Story so far: Nothings really, I have a 14t front sprocket ordered, and I am currently looking at purchasing an Arrow exhuast, budget beeing ?200. Intrested in speed more than looks!
Find your carb's overflow pipe. Probably runs down with the jumble of pipes on the right hand side of the bike.
Re-route it into your end can, just before the back end.
Watch as the carb overflows, drops petrol onto the can which is hotter than the flashpoint of petrol (you don't need to measure this!!!), and the petrol ignites.
Find your carb's overflow pipe. Probably runs down with the jumble of pipes on the right hand side of the bike.

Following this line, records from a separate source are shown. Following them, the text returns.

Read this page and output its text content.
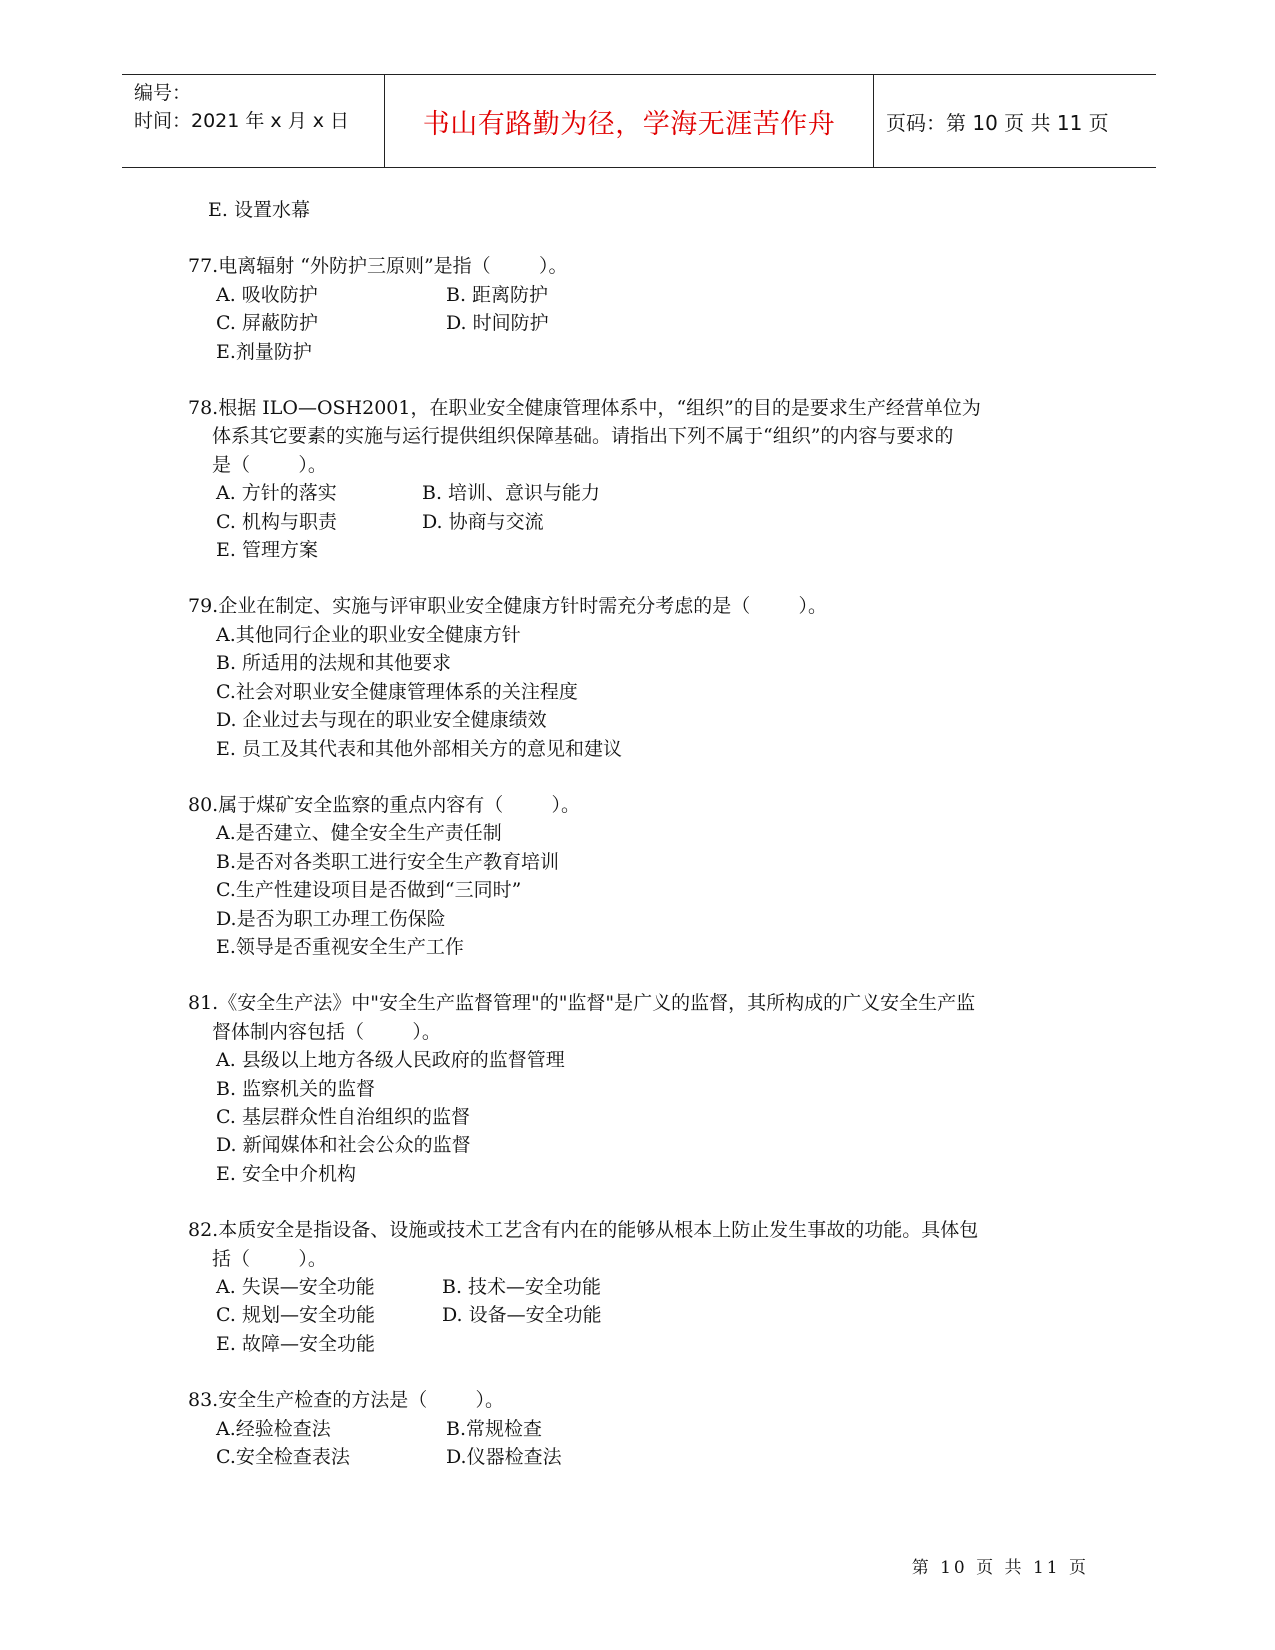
编号：
时间：2021 年 x 月 x 日	书山有路勤为径，学海无涯苦作舟	页码：第 10 页 共 11 页
E. 设置水幕
77.电离辐射 “外防护三原则”是指（        ）。
A. 吸收防护	B. 距离防护
C. 屏蔽防护	D. 时间防护
E.剂量防护
78.根据 ILO—OSH2001，在职业安全健康管理体系中，“组织”的目的是要求生产经营单位为
体系其它要素的实施与运行提供组织保障基础。请指出下列不属于“组织”的内容与要求的
是（        ）。
A. 方针的落实	B. 培训、意识与能力
C. 机构与职责	D. 协商与交流
E. 管理方案
79.企业在制定、实施与评审职业安全健康方针时需充分考虑的是（        ）。
A.其他同行企业的职业安全健康方针
B. 所适用的法规和其他要求
C.社会对职业安全健康管理体系的关注程度
D. 企业过去与现在的职业安全健康绩效
E. 员工及其代表和其他外部相关方的意见和建议
80.属于煤矿安全监察的重点内容有（        ）。
A.是否建立、健全安全生产责任制
B.是否对各类职工进行安全生产教育培训
C.生产性建设项目是否做到“三同时”
D.是否为职工办理工伤保险
E.领导是否重视安全生产工作
81.《安全生产法》中"安全生产监督管理"的"监督"是广义的监督，其所构成的广义安全生产监
督体制内容包括（        ）。
A. 县级以上地方各级人民政府的监督管理
B. 监察机关的监督
C. 基层群众性自治组织的监督
D. 新闻媒体和社会公众的监督
E. 安全中介机构
82.本质安全是指设备、设施或技术工艺含有内在的能够从根本上防止发生事故的功能。具体包
括（        ）。
A. 失误—安全功能	B. 技术—安全功能
C. 规划—安全功能	D. 设备—安全功能
E. 故障—安全功能
83.安全生产检查的方法是（        ）。
A.经验检查法	B.常规检查
C.安全检查表法	D.仪器检查法
第 10 页 共 11 页
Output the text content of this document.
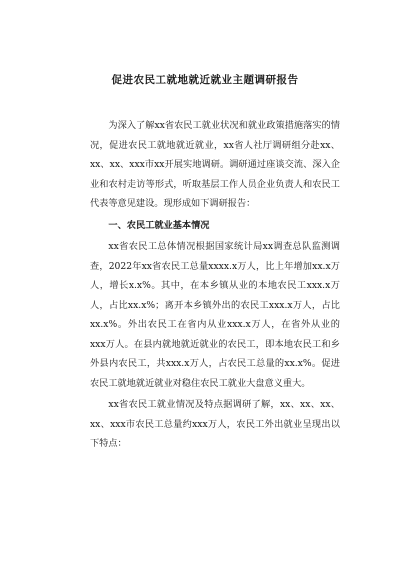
促进农民工就地就近就业主题调研报告

为深入了解xx省农民工就业状况和就业政策措施落实的情况，促进农民工就地就近就业，xx省人社厅调研组分赴xx、xx、xx、xxx市xx开展实地调研。调研通过座谈交流、深入企业和农村走访等形式，听取基层工作人员企业负责人和农民工代表等意见建设。现形成如下调研报告：

一、农民工就业基本情况

xx省农民工总体情况根据国家统计局xx调查总队监测调查，2022年xx省农民工总量xxxx.x万人，比上年增加xx.x万人，增长x.x%。其中，在本乡镇从业的本地农民工xxx.x万人，占比xx.x%；离开本乡镇外出的农民工xxx.x万人，占比xx.x%。外出农民工在省内从业xxx.x万人，在省外从业的xxx万人。在县内就地就近就业的农民工，即本地农民工和乡外县内农民工，共xxx.x万人，占农民工总量的xx.x%。促进农民工就地就近就业对稳住农民工就业大盘意义重大。

xx省农民工就业情况及特点据调研了解，xx、xx、xx、xx、xxx市农民工总量约xxx万人，农民工外出就业呈现出以下特点：
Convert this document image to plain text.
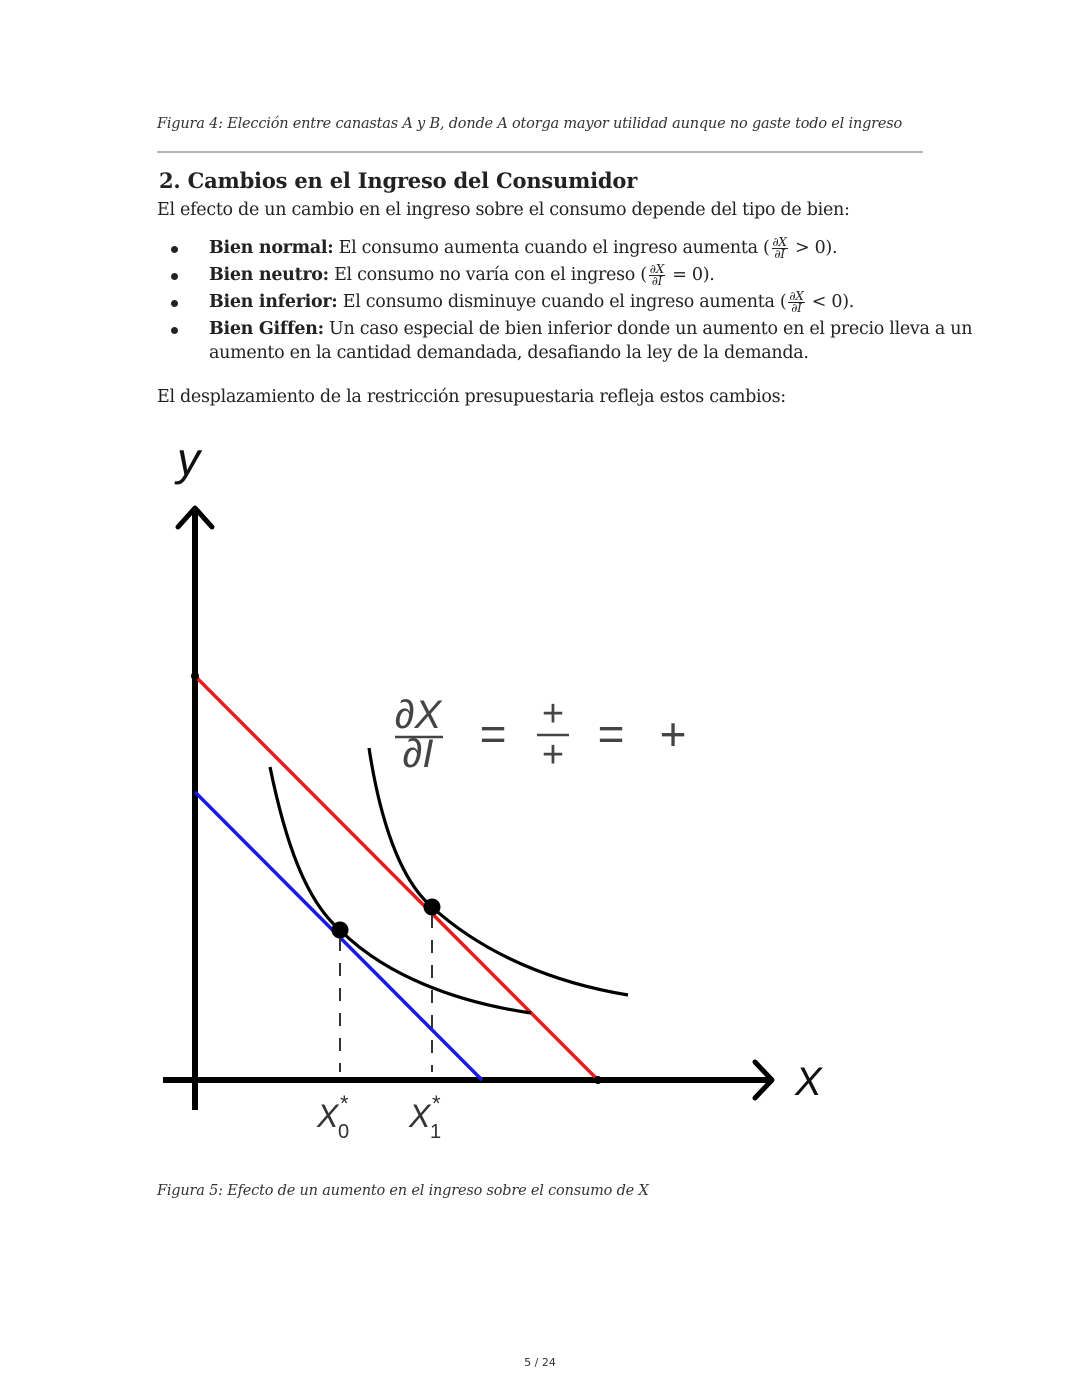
Figura 4: Elección entre canastas A y B, donde A otorga mayor utilidad aunque no gaste todo el ingreso
2. Cambios en el Ingreso del Consumidor

El efecto de un cambio en el ingreso sobre el consumo depende del tipo de bien:

Bien normal: El consumo aumenta cuando el ingreso aumenta ( $\frac{\partial X}{\partial I} > 0$).
Bien neutro: El consumo no varía con el ingreso ( $\frac{\partial X}{\partial I} = 0$).
Bien inferior: El consumo disminuye cuando el ingreso aumenta ( $\frac{\partial X}{\partial I} < 0$).
Bien Giffen: Un caso especial de bien inferior donde un aumento en el precio lleva a un aumento en la cantidad demandada, desafiando la ley de la demanda.

El desplazamiento de la restricción presupuestaria refleja estos cambios:

y
X
∂X
∂I = +
+ = +
X 0
* X 1
*
Figura 5: Efecto de un aumento en el ingreso sobre el consumo de X
5 / 24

Re-route it into your end can, just before the back end.
Watch as the carb overflows, drops petrol onto the can which is hotter than the flashpoint of petrol (you don't need to measure this!!!), and the petrol ignites.
Only if both exhaust and intake valves are open, which they never are at the same time. There is ALWAYS outbound pressure moving from engine to end of exhaust. Pressure wave moving up the exhaust towards the engine is highly unlikely, and even if it did, it'd only get INTO the engine if the exhaust valve was open at that particular time.
You wouldn't notice any effect on engine performance basically, and there's no risk to carb etc etc. On a 2T where there are no valves, yes, you could potentially have a few issues, but on a 4T... no chance.
nah i know it wouldnt go via the engine. I was only thinking that if the carb overflow tube was attatched to the exhaust then the pressure waves would go up that and directly into the carb.